What makes so much more sense to me is a drive by African countries, led by Kenya in this instance, to recognize polygamy as a form of marriage, to legalize it, and to give it equal standing with monogamy. That is logical because it is practised by many, desired by many more, and distorted as extramarital "affairs" by even much more. That is not to say that polygamy does not have its own problems. The problems of polygamy, though numerous, are not the focus of this piece. And for every problem polygamy has, gay marriage has much more.
If African countries consider it necessary, they may decriminalize homosexual acts so that people do not get reviled or even jailed for "headbutting" people of the same sex. In fact, I am quite in support of decriminalization of homosexual acts with consenting adults everywhere on the globe. Even in outer space if necessary and/or possible. But that is as far as it should go. We have no business equating our sexual preferences with marriage. In our aggressive balkanization of timeless values, we have separated sex from marriage, made divorce a common phenomenon that society tolerates and even applauds (in the case of some celebrities), and insulated ourselves against the natural revulsion one should feel at the thought of single parenting that has not been occasioned by death. We have no business dehumanizing ourselves any further. We have no business redefining marriage in a way that makes a jest of our humanity.
Gay people have a right to exist. Lesbians can cuddle all they want. But being gay should lead to an extramarital gay affair, not to a sorry imitation of marriage - which is a heterosexual union.

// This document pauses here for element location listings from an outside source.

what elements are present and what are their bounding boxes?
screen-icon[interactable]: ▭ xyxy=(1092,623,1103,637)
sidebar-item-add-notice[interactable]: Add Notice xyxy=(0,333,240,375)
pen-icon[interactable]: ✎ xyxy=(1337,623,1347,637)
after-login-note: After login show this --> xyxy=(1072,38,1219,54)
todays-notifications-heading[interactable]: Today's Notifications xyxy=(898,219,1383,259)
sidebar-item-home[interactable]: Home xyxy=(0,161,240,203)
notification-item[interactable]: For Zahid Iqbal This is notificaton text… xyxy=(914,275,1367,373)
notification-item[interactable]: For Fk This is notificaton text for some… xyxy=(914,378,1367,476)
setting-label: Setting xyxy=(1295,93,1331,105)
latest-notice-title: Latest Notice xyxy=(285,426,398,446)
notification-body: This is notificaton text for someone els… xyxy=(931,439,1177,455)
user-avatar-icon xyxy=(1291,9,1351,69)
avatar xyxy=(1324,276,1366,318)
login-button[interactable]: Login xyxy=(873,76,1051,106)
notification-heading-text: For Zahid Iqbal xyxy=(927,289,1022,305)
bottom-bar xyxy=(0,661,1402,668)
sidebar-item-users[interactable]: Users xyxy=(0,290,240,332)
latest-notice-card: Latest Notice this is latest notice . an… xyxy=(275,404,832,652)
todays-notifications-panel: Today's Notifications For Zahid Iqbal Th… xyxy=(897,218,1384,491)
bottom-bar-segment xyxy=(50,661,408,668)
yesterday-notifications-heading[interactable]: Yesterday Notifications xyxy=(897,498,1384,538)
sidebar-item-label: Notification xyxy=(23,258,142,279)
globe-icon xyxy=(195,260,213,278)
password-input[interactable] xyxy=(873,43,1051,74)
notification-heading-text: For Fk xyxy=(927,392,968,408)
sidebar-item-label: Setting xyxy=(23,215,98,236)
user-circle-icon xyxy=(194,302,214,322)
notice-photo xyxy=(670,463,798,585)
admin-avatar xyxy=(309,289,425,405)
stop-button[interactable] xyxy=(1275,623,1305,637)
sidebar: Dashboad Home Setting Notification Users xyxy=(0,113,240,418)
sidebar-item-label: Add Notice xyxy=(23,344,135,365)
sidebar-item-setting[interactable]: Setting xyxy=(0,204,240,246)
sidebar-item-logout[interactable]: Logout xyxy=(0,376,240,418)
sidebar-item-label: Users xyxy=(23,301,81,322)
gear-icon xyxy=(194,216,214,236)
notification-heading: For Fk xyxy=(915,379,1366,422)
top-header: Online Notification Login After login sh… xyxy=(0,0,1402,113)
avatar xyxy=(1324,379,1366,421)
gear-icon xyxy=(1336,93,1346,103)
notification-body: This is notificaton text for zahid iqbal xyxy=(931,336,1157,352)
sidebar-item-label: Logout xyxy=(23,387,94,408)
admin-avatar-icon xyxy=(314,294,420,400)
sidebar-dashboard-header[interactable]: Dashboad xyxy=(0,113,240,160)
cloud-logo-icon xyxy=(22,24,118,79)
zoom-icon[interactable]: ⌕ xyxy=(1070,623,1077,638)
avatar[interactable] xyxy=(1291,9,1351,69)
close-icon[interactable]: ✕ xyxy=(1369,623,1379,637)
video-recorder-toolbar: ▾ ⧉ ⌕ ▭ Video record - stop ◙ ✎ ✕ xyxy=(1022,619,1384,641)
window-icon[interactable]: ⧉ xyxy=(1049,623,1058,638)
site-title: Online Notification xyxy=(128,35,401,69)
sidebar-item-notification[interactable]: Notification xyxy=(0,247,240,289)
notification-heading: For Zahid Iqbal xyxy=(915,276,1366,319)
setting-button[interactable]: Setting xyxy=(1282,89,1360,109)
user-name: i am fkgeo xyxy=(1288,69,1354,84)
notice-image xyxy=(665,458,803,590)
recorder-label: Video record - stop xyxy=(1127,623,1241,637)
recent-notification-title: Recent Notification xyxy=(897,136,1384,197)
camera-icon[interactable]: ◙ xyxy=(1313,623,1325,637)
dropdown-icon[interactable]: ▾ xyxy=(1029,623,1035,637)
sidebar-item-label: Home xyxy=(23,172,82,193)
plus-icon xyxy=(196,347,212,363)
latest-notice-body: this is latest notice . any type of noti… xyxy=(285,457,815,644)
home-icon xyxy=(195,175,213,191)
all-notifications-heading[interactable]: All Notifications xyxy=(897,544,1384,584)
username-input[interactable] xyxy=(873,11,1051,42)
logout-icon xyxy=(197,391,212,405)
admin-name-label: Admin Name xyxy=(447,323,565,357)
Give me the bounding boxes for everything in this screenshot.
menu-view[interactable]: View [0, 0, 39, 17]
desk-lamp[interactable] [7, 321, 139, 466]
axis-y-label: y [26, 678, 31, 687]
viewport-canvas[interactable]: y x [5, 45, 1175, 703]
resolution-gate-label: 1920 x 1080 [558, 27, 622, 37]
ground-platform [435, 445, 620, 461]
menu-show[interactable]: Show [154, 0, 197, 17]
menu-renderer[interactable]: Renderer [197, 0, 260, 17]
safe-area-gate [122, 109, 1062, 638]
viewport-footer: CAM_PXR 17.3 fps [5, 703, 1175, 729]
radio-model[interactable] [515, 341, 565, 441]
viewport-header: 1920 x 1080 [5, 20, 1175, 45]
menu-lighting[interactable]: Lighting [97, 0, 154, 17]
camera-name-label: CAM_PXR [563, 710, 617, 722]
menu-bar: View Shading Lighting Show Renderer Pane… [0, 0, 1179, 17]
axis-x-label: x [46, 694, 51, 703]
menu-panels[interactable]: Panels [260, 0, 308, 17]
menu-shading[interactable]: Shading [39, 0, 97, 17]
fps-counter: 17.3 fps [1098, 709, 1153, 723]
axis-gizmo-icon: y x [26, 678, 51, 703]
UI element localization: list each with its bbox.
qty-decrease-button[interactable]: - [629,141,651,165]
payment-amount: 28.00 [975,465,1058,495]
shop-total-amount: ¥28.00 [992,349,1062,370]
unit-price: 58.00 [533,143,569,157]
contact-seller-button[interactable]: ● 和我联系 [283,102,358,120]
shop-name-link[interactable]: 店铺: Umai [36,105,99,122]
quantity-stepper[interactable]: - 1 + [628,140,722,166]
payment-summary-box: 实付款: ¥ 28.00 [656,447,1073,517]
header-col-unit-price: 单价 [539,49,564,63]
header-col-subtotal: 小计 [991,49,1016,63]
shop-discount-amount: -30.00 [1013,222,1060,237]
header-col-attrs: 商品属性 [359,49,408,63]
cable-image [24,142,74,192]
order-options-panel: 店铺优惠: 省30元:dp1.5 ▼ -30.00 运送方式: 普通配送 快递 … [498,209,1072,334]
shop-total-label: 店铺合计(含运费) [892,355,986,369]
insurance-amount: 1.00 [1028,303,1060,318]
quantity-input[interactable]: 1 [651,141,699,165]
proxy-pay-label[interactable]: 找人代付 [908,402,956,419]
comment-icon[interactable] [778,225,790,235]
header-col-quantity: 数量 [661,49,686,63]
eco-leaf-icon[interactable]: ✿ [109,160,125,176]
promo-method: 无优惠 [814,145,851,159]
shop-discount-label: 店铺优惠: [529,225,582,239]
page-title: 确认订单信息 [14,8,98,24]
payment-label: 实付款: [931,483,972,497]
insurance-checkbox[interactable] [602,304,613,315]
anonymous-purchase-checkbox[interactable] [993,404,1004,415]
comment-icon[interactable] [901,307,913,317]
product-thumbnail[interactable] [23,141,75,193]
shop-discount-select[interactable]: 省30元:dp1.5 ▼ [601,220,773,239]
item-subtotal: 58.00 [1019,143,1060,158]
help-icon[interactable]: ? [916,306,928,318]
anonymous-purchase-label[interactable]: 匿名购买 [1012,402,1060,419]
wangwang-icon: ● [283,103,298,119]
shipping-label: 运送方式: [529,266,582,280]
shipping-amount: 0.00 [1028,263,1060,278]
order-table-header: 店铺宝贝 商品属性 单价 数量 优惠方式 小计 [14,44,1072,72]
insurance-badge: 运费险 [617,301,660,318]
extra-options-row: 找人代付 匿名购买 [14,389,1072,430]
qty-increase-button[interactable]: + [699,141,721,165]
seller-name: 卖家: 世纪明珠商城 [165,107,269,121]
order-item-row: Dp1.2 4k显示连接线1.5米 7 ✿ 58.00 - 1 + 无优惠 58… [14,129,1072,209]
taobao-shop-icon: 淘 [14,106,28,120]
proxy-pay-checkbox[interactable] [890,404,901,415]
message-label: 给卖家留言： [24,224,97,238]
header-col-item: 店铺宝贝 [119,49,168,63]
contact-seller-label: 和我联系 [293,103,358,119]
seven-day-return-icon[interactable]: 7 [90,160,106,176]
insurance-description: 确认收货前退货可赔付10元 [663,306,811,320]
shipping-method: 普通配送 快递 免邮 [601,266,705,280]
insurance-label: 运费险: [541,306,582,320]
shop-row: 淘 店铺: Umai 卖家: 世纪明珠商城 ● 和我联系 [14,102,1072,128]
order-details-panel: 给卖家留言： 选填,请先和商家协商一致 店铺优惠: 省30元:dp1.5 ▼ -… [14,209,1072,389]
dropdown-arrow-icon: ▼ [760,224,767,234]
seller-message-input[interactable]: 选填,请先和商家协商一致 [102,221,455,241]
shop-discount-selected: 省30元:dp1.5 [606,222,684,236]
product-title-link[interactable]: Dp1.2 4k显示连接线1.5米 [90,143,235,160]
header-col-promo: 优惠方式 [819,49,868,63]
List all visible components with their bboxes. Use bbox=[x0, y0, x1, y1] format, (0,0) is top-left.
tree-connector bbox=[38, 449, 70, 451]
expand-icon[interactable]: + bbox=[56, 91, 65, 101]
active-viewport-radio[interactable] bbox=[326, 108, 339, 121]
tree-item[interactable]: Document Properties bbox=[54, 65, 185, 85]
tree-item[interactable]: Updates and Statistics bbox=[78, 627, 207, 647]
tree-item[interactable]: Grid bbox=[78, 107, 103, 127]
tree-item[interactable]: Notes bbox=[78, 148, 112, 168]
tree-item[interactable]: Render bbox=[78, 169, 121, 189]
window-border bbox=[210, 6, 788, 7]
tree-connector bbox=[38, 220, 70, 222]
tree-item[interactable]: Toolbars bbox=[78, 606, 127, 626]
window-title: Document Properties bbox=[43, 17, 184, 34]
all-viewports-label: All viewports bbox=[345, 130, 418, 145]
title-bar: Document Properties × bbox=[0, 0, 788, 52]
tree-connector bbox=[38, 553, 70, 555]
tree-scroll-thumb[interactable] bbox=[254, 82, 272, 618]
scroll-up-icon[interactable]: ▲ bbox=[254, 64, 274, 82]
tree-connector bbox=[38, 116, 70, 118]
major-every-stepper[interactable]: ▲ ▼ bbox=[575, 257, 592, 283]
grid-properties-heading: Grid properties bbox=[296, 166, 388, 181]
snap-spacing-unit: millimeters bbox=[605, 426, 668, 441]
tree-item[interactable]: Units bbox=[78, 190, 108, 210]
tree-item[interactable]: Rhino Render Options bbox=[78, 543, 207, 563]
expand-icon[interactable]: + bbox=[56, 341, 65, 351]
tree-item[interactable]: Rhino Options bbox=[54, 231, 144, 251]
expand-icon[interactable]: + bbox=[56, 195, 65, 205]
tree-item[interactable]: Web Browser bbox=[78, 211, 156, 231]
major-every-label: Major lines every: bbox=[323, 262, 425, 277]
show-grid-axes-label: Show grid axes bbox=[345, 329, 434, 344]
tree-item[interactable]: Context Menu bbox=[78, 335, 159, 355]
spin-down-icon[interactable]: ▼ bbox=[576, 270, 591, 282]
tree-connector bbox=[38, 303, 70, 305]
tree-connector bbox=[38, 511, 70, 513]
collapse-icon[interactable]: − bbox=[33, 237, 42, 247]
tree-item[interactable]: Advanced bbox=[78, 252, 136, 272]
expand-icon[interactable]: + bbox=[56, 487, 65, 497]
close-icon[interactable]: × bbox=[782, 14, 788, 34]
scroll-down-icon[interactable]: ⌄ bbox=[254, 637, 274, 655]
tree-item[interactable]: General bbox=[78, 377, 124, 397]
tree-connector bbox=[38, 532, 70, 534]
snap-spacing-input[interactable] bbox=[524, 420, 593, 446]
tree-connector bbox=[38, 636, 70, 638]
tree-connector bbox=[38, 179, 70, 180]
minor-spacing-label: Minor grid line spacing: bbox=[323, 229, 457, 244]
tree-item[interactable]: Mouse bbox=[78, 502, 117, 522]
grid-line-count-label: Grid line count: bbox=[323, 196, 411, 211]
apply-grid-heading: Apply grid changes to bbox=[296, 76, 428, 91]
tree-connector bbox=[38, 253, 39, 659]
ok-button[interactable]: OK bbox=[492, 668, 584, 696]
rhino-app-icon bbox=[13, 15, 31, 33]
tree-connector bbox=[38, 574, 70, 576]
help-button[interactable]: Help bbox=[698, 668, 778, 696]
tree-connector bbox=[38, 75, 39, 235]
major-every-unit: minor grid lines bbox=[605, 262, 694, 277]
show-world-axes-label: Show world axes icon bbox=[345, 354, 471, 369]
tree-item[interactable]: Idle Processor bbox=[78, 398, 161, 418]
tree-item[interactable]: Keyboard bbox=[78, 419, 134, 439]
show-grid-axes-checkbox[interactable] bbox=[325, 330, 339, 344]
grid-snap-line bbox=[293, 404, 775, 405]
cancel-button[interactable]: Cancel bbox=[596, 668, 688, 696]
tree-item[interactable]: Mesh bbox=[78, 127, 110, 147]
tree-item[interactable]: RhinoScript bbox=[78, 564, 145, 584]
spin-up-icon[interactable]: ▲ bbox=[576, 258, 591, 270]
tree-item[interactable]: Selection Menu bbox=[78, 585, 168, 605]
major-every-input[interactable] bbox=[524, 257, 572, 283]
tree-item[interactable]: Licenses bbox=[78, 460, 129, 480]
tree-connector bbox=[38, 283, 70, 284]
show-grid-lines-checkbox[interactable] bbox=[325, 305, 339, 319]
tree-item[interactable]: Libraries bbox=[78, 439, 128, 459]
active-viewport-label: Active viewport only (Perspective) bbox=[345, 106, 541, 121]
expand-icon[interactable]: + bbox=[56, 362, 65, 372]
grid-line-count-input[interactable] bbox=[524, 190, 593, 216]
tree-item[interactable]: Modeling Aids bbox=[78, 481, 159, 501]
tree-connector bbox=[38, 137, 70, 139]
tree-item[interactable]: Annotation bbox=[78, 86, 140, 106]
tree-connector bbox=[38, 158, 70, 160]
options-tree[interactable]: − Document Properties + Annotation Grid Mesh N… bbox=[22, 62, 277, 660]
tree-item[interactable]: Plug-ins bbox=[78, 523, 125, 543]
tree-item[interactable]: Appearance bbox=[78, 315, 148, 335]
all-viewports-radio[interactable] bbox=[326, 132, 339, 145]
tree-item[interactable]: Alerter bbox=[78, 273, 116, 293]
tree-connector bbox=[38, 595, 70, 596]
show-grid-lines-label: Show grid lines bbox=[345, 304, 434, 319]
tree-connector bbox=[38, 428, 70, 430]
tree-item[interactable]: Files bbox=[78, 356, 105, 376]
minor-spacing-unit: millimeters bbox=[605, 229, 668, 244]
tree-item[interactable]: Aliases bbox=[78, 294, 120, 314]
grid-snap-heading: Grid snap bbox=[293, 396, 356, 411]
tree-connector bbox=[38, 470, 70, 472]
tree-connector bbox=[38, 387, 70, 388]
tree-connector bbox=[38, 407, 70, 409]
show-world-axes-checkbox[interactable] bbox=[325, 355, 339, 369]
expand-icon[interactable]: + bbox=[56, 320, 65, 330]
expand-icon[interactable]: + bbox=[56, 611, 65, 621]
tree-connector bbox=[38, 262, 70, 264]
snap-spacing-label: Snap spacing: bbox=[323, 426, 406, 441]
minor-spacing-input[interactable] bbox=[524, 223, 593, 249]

The concepts of sex, sexuality, and marriage may overlap in the scope of their meaning, but that does not make them synonyms of the same idea. That other phrase "sexual orientation" belongs to the dustbin of the infamous parts of human history and should be kindly allowed to go there and remain there. Because even if a man prefers to fuck a donkey, his grand joystick was first and foremost designed for parking in that natural garage that every woman has been provided.
So I am happy that Kenyans are leading Africa in telling the world that we have our own ideas when it comes to marriage; that although we all love monogamy because we are Christians and because it presents less complications, we understand monogamy to be marriage between ONE man and ONE woman; and that if we must have an alternative marriage to monogamy, it will be polygamy.
When will Naija follow suit, I wonder?